Study: Streaming music use to explode in five years

ABI Research says that smartphones could help propel music-streaming services from 5.9 million subscribers this year to 161 million in 2016.

Don Reisinger
CNET contributor Don Reisinger is a technology columnist who has covered everything from HDTVs to computers to Flowbee Haircut Systems. Besides his work with CNET, Don's work has been featured in a variety of other publications including PC World and a host of Ziff-Davis publications.
Don Reisinger
2 min read

If you think music-streaming services are big now, just wait five years.

According to data compiled by ABI Research, music-streaming services are set for rapid expansion in the coming half-decade, and they have mobile phones to thank for it. By the end of this year, ABI said, subscribers to paid music services who access them from a mobile phone will number about 5.9 million worldwide, and by 2016, that figure will grow to more than 161 million subscribers. That amounts to an annual growth rate of about 95 percent, the research firm said.

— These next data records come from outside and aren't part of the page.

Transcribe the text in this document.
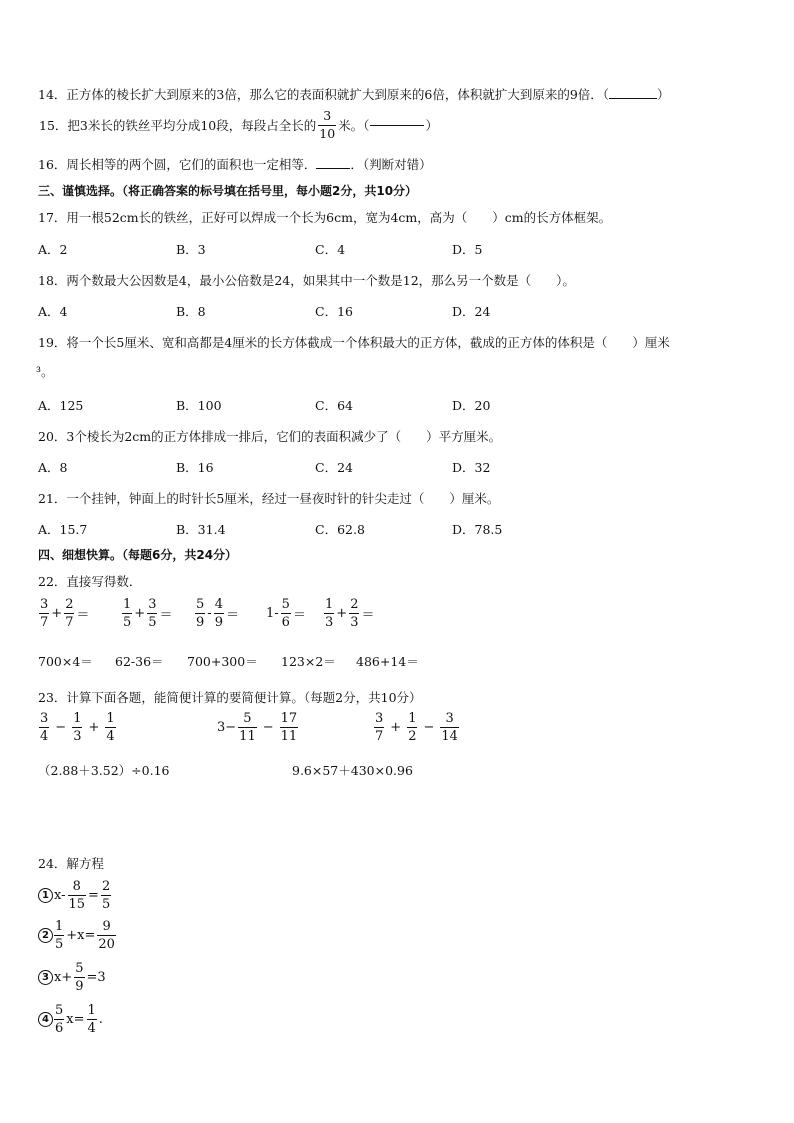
14．正方体的棱长扩大到原来的3倍，那么它的表面积就扩大到原来的6倍，体积就扩大到原来的9倍．（	）
15．把3米长的铁丝平均分成10段，每段占全长的 $\frac{3}{10}$ 米。（	）
16．周长相等的两个圆，它们的面积也一定相等．	．（判断对错）
三、谨慎选择。（将正确答案的标号填在括号里，每小题2分，共10分）
17．用一根52cm长的铁丝，正好可以焊成一个长为6cm，宽为4cm，高为（　　）cm的长方体框架。
A．2	B．3	C．4	D．5
18．两个数最大公因数是4，最小公倍数是24，如果其中一个数是12，那么另一个数是（　　）。
A．4	B．8	C．16	D．24
19．将一个长5厘米、宽和高都是4厘米的长方体截成一个体积最大的正方体，截成的正方体的体积是（　　）厘米
³。
A．125	B．100	C．64	D．20
20．3个棱长为2cm的正方体排成一排后，它们的表面积减少了（　　）平方厘米。
A．8	B．16	C．24	D．32
21．一个挂钟，钟面上的时针长5厘米，经过一昼夜时针的针尖走过（　　）厘米。
A．15.7	B．31.4	C．62.8	D．78.5
四、细想快算。（每题6分，共24分）
22．直接写得数．
$\frac{3}{7} + \frac{2}{7}$ ＝	$\frac{1}{5} + \frac{3}{5} = \frac{5}{9} - \frac{4}{9} = 1- \frac{5}{6} = \frac{1}{3} + \frac{2}{3}$ ＝
700×4＝ 62-36＝ 700+300＝ 123×2＝ 486+14＝
23．计算下面各题，能简便计算的要简便计算。（每题2分，共10分）
$\frac{3}{4} - \frac{1}{3} + \frac{1}{4}$	$3- \frac{5}{11} - \frac{17}{11}$	$\frac{3}{7} + \frac{1}{2} - \frac{3}{14}$
（2.88＋3.52）÷0.16	9.6×57＋430×0.96
24．解方程
1 $x- \frac{8}{15} = \frac{2}{5}$
$2 \frac{1}{5} +x= \frac{9}{20}$
3 $x+ \frac{5}{9} =3$
$4 \frac{5}{6} x= \frac{1}{4}$ .
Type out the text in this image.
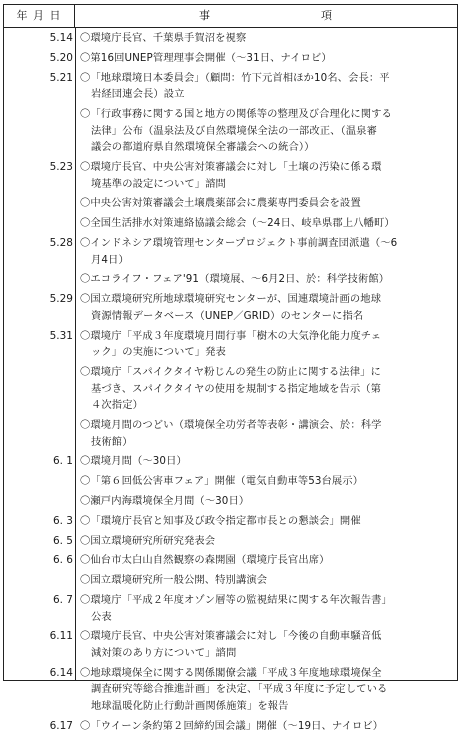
年 月 日	事	項
5.14 〇環境庁長官、千葉県手賀沼を視察
5.20 〇第16回UNEP管理理事会開催（～31日、ナイロビ）
5.21 〇「地球環境日本委員会」（顧問：竹下元首相ほか10名、会長：平
岩経団連会長）設立
〇「行政事務に関する国と地方の関係等の整理及び合理化に関する
法律」公布（温泉法及び自然環境保全法の一部改正、（温泉審
議会の都道府県自然環境保全審議会への統合））
5.23 〇環境庁長官、中央公害対策審議会に対し「土壌の汚染に係る環
境基準の設定について」諮問
〇中央公害対策審議会土壌農薬部会に農薬専門委員会を設置
〇全国生活排水対策連絡協議会総会（～24日、岐阜県郡上八幡町）
5.28 〇インドネシア環境管理センタープロジェクト事前調査団派遣（～6
月4日）
〇エコライフ・フェア'91（環境展、～6月2日、於：科学技術館）
5.29 〇国立環境研究所地球環境研究センターが、国連環境計画の地球
資源情報データベース（UNEP／GRID）のセンターに指名
5.31 〇環境庁「平成３年度環境月間行事「樹木の大気浄化能力度チェ
ック」の実施について」発表
〇環境庁「スパイクタイヤ粉じんの発生の防止に関する法律」に
基づき、スパイクタイヤの使用を規制する指定地域を告示（第
４次指定）
〇環境月間のつどい（環境保全功労者等表彰・講演会、於：科学
技術館）
6. 1 〇環境月間（～30日）
〇「第６回低公害車フェア」開催（電気自動車等53台展示）
〇瀬戸内海環境保全月間（～30日）
6. 3 〇「環境庁長官と知事及び政令指定都市長との懇談会」開催
6. 5 〇国立環境研究所研究発表会
6. 6 〇仙台市太白山自然観察の森開園（環境庁長官出席）
〇国立環境研究所一般公開、特別講演会
6. 7 〇環境庁「平成２年度オゾン層等の監視結果に関する年次報告書」
公表
6.11 〇環境庁長官、中央公害対策審議会に対し「今後の自動車騒音低
減対策のあり方について」諮問
6.14 〇地球環境保全に関する関係閣僚会議「平成３年度地球環境保全
調査研究等総合推進計画」を決定、「平成３年度に予定している
地球温暖化防止行動計画関係施策」を報告
6.17 〇「ウイーン条約第２回締約国会議」開催（～19日、ナイロビ）
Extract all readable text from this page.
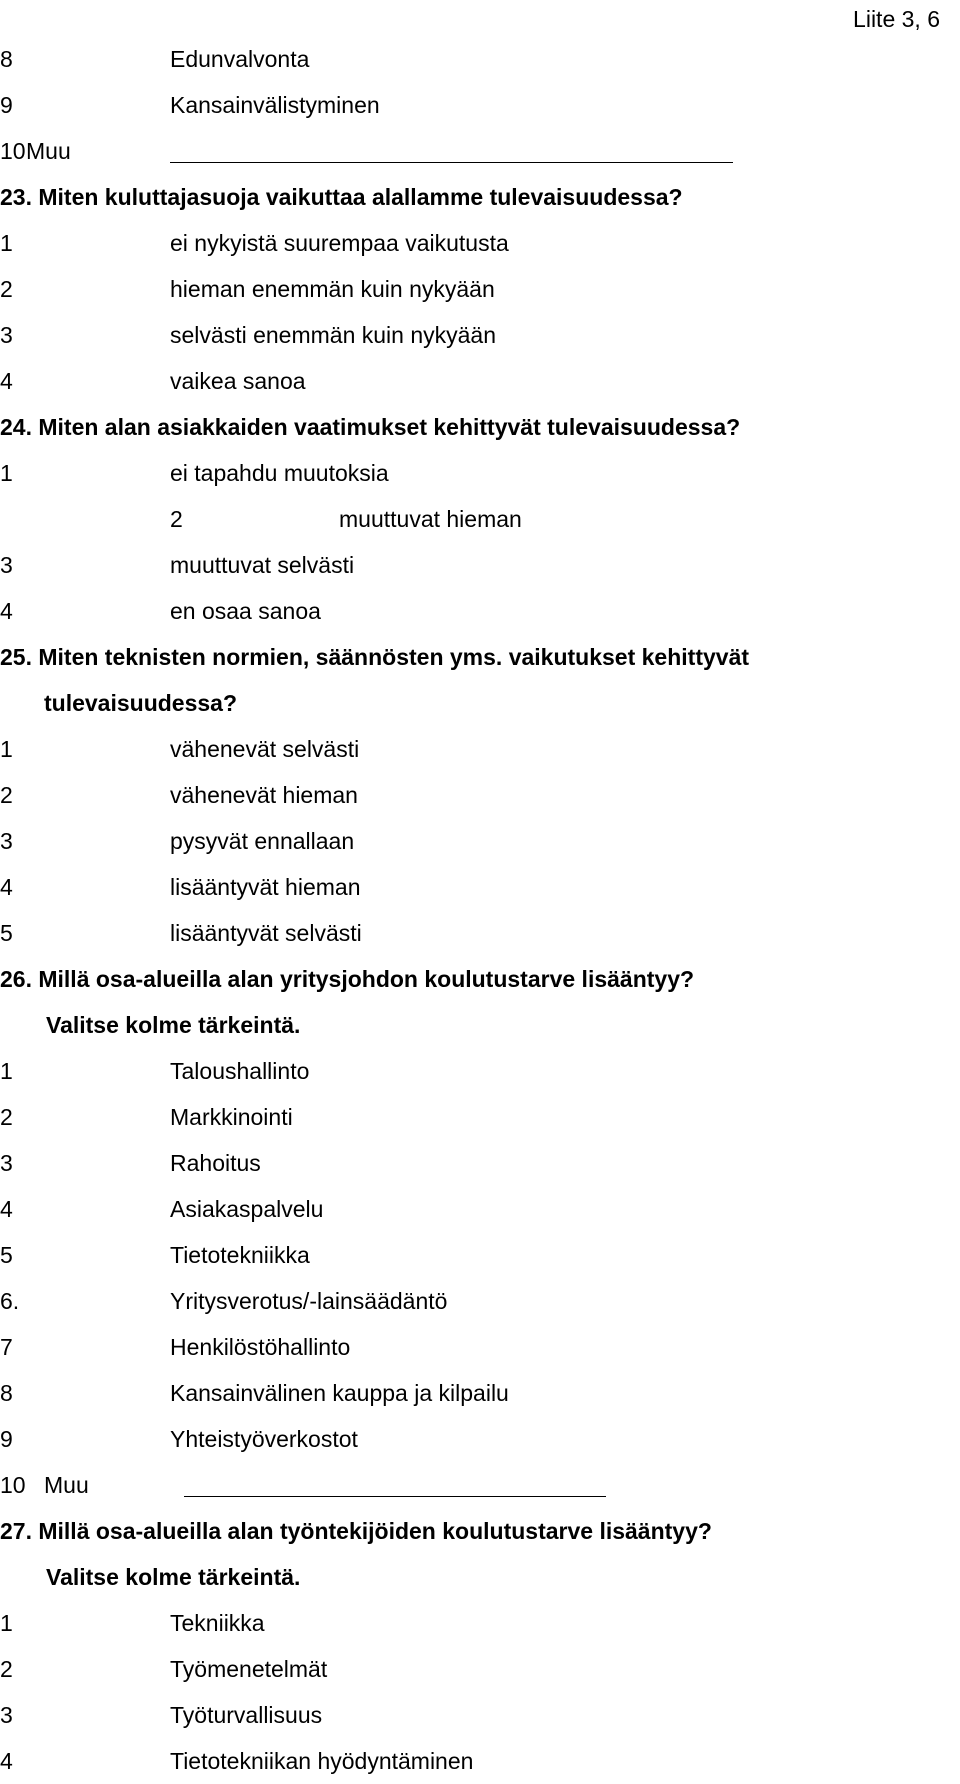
Liite 3, 6
8	Edunvalvonta
9	Kansainvälistyminen
10 Muu
23. Miten kuluttajasuoja vaikuttaa alallamme tulevaisuudessa?
1	ei nykyistä suurempaa vaikutusta
2	hieman enemmän kuin nykyään
3	selvästi enemmän kuin nykyään
4	vaikea sanoa
24. Miten alan asiakkaiden vaatimukset kehittyvät tulevaisuudessa?
1	ei tapahdu muutoksia
2	muuttuvat hieman
3	muuttuvat selvästi
4	en osaa sanoa
25. Miten teknisten normien, säännösten yms. vaikutukset kehittyvät
tulevaisuudessa?
1	vähenevät selvästi
2	vähenevät hieman
3	pysyvät ennallaan
4	lisääntyvät hieman
5	lisääntyvät selvästi
26. Millä osa-alueilla alan yritysjohdon koulutustarve lisääntyy?
Valitse kolme tärkeintä.
1	Taloushallinto
2	Markkinointi
3	Rahoitus
4	Asiakaspalvelu
5	Tietotekniikka
6.	Yritysverotus/-lainsäädäntö
7	Henkilöstöhallinto
8	Kansainvälinen kauppa ja kilpailu
9	Yhteistyöverkostot
10 Muu
27. Millä osa-alueilla alan työntekijöiden koulutustarve lisääntyy?
Valitse kolme tärkeintä.
1	Tekniikka
2	Työmenetelmät
3	Työturvallisuus
4	Tietotekniikan hyödyntäminen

ABI Research on growth of music streaming.

The growth of streaming services comes as digital sales remain relatively stagnant.

In a report released earlier this year by Nielsen SoundScan, the definitive source on the state of the music industry, overall U.S. music sales were down 2.4 percent in 2010. Digital sales were up just 1 percent.

Part of the significant growth of streaming services will be attributable to the sheer number of people using mobile handsets. As more people opt for smartphones, they will increasingly turn to streaming options to find the content they want to hear, ABI said

The Asia-Pacific area will become the largest regional market for mobile music streaming at some point in 2012, according to ABI. Once it hits the top, that market's consumption of streaming services will continue to expand and help lead the explosion in streaming services.

Looking ahead, ABI Research believes that Rhapsody and Spotify, which offer paid access to their music tracks to mobile devices, will benefit most from the growth of streaming music.

For now, it would seem that Apple, which offers the top pay-per-download digital-music marketplace in the industry, could stand to lose quite a bit as streaming services expand.

Then again, it might not.

Last month, a report in the Wall Street Journal claimed that Apple is working on turning its MobileMe online-storage service into a cloud-based entertainment platform that would allow users to stream digital content over the Web. That report followed a similar story in which music and film sources told CNET last year about Apple's intentions to deliver a cloud-based music and movie platform.